RFC: TLAB size flapping

Tue Dec 6 17:26:27 UTC 2016

Am Dienstag, den 06.12.2016, 18:17 +0100 schrieb Aleksey Shipilev:
> Hi,
> 
> So, if you run allocation tests under -Xlog:gc+tlab, then a funny
> story unfolds.
> The interesting piece of code is below, it is polled by TLAB
> allocation
> machinery to figure what is the max TLAB allocatable without hassle:
> 
> size_t  ShenandoahHeap::unsafe_max_tlab_alloc(Thread *thread) const {
>   size_t idx = _free_regions->current_index();
>   ShenandoahHeapRegion* current = _free_regions->get(idx);
>   if (current == NULL) {
>     return 0;
>   } else if (current->free() > MinTLABSize) {
>     return current->free();
>   } else {
>     return MinTLABSize;
>   }
> }
> 
> This what happens next:
> 
> // Step 1: TLAB request for allocating, polling Shenandoah about the
> next free
> // region. Shenandoah replies there is a current free region with 256
> words
> // busy (hm!). Okay, we claim the rest of the region for a TLAB then.
> [2.328s][trace][gc,tlab] TLAB: fill thread: 0x00007ffb54594800 ...
> [2.328s][trace][gc,tlab] ShenandoahHeap::unsafe_max_tlab_alloc:
> region = 1019,
> capacity = 524288, used = 256, free = 524032
> [2.328s][trace][gc,tlab] ThreadLocalAllocBuffer::compute_size(3)
> returns 524032
> [2.328s][trace][gc,tlab] allocating new tlab of size 524032 at addr
> 0x00000006bec00800
> 
> // Step 2: Another TLAB request. No more space in current region. But
> yeah, we
> // return MinTLABSize (those 256 words!), and shared infra moves on,
> asking us
> // to allocate a new TLAB of 256 words. Now, the current region is
> depleted, so
> // we allocate those 256 words in the *next* region.
> [2.328s][trace][gc,tlab] TLAB: fill thread: 0x00007ffb54594800 ...
> [2.329s][trace][gc,tlab] ShenandoahHeap::unsafe_max_tlab_alloc:
> (failing) region
> = 1019, capacity = 524288, used = 524288, free = 0
> [2.329s][trace][gc,tlab] ThreadLocalAllocBuffer::compute_size(3)
> returns 256
> [2.329s][trace][gc,tlab] allocating new tlab of size 256 at addr
> 0x00000006bf000000
> 
> // Step 1 again. The cycle continues. Another TLAB request, current
> region has
> // 256 words used, claim the rest... goes on and on.
> [2.329s][trace][gc,tlab] TLAB: fill thread: 0x00007ffb54594800 ...
> [2.329s][trace][gc,tlab] ShenandoahHeap::unsafe_max_tlab_alloc:
> region = 1020,
> capacity = 524288, used = 256, free = 524032
> [2.329s][trace][gc,tlab] ThreadLocalAllocBuffer::compute_size(3)
> returns 524032
> [2.329s][trace][gc,tlab] allocating new tlab of size 524032 at addr
> 0x00000006bf000800
> 
> So, this flaps TLAB allocations between the region size and
> MinTLABSize. Oops!

Oops indeed! :-)

> We enter the slow path *twice* per region, instead of doing it once.
> I think
> returning MinTLABSize is wrong in the code above, and we have two
> options:
>   a) Return 0 on MinTLABSize branch. If I read the code right, this
> will bail us
> from TLAB allocation path, which is undesireable;
>   b) Advance to the next free region, and try to poll its free().
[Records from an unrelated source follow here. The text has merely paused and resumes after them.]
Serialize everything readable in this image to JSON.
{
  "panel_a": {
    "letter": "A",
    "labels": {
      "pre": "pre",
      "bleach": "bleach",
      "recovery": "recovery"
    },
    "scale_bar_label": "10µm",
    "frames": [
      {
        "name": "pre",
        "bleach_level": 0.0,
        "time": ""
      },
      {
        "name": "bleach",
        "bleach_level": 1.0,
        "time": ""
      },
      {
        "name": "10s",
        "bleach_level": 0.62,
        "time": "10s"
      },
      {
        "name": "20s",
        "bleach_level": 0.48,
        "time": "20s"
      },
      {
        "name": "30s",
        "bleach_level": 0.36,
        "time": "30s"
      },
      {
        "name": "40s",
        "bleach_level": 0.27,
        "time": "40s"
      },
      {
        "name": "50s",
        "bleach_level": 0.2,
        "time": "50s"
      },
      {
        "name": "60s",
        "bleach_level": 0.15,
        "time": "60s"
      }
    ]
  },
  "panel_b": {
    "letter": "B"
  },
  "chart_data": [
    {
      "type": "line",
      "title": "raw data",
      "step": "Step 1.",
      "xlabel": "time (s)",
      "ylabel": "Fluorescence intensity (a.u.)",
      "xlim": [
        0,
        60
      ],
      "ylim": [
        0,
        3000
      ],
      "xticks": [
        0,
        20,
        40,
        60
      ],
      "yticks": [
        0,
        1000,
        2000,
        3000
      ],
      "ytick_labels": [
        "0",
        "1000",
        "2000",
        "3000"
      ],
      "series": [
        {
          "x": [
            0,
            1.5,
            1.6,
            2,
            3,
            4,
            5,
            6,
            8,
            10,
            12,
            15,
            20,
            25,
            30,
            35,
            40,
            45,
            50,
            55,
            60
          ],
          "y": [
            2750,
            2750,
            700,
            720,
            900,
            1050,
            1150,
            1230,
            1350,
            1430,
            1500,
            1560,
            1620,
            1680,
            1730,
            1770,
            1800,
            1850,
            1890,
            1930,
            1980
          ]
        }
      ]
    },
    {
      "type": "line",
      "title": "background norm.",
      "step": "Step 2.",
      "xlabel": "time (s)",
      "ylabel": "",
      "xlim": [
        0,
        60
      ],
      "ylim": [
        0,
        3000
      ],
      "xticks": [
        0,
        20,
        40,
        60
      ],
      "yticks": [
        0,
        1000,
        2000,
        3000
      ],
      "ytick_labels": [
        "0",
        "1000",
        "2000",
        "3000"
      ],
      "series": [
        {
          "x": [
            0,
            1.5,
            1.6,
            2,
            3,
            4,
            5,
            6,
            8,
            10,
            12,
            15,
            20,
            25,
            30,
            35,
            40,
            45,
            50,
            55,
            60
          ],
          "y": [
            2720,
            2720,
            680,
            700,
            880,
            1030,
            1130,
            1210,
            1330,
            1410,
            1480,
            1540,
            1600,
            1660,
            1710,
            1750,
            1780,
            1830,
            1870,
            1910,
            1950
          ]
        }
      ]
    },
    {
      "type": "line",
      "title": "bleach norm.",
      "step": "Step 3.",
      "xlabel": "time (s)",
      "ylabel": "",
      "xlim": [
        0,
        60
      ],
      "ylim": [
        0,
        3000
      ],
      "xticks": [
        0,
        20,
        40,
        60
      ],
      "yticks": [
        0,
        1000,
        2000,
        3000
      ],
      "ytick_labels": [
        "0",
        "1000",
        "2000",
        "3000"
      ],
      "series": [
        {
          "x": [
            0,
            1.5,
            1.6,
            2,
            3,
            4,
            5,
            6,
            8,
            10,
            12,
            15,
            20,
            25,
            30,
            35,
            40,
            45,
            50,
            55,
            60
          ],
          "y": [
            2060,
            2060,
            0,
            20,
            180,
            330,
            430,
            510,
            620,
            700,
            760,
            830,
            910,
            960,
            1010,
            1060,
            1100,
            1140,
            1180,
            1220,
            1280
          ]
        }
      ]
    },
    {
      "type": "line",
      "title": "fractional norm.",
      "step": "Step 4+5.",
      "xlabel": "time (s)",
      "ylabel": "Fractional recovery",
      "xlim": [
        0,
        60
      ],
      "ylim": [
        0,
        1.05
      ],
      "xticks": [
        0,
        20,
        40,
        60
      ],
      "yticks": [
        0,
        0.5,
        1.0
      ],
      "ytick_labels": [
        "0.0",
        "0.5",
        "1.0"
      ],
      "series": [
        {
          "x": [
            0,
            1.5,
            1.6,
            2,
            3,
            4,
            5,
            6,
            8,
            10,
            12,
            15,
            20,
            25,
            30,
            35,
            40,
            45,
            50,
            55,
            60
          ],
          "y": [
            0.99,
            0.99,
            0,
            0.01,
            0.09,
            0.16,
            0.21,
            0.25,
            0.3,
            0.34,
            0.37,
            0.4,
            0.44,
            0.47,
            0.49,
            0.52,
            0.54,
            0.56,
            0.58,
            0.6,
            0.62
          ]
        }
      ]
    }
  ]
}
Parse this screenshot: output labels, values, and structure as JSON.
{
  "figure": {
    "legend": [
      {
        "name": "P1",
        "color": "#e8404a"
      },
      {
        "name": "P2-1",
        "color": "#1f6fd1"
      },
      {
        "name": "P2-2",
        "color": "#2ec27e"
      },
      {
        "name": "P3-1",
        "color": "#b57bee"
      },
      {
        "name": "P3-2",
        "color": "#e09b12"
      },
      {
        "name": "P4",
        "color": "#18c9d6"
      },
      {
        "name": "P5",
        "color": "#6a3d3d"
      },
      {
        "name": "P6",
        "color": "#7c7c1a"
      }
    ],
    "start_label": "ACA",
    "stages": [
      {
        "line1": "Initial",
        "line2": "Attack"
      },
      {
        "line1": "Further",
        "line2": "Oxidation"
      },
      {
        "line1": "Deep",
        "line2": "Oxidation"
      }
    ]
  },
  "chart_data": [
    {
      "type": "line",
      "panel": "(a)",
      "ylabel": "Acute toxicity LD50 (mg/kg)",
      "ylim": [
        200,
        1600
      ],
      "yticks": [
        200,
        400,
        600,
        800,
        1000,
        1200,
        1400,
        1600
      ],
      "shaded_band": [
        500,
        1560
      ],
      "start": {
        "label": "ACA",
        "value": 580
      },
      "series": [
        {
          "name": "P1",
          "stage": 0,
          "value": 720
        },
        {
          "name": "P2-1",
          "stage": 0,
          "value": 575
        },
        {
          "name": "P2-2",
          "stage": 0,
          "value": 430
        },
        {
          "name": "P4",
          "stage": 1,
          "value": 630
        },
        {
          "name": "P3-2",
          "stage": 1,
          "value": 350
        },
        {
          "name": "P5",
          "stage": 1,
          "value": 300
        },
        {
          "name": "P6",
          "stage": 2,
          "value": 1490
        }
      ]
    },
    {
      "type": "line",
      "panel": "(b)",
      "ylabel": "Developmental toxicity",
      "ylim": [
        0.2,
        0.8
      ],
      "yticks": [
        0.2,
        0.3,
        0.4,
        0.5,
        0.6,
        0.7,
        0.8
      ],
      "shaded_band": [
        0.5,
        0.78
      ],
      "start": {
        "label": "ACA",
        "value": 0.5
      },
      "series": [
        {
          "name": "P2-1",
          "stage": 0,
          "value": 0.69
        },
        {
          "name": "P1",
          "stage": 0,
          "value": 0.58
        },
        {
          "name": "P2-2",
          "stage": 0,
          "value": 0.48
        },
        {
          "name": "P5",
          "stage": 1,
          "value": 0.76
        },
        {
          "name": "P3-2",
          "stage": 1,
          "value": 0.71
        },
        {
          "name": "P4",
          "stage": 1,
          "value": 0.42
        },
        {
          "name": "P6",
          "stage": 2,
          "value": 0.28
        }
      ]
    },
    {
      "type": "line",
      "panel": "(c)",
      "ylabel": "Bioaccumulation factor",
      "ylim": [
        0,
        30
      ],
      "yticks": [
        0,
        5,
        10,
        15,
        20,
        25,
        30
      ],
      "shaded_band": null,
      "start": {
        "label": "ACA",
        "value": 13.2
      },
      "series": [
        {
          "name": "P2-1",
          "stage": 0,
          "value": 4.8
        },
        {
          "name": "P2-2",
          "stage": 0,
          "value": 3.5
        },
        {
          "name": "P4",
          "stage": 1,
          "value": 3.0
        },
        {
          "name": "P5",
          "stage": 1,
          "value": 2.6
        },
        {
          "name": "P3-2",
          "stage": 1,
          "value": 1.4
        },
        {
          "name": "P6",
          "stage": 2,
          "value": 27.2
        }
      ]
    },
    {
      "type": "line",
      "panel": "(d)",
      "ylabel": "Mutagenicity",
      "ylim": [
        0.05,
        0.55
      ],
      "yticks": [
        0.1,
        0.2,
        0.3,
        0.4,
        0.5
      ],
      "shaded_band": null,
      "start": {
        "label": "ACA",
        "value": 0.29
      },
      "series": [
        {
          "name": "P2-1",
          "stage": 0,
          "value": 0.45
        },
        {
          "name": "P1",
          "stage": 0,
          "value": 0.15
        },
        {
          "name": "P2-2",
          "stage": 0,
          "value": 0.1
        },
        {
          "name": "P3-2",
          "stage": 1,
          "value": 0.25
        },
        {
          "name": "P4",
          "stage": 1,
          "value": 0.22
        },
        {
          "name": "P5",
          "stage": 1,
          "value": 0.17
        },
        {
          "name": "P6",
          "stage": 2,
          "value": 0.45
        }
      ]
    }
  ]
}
Hmm, a seems undesirable. Do we really need to advance to next region?
Can't we simply return region-size here? I mean, it is inherently racy
and it doesn't matter if we advance right now, or a little later when
trying to allocate. Returning X here doesn't somehow magically
guarantee that we can later allocate X without skipping to next region.
Unless it's somehow done atomically. Which we don't. (Shenandoah does
lock-free allocations, maybe other GCs are better off because they
allocate under Heap_lock?)

Roman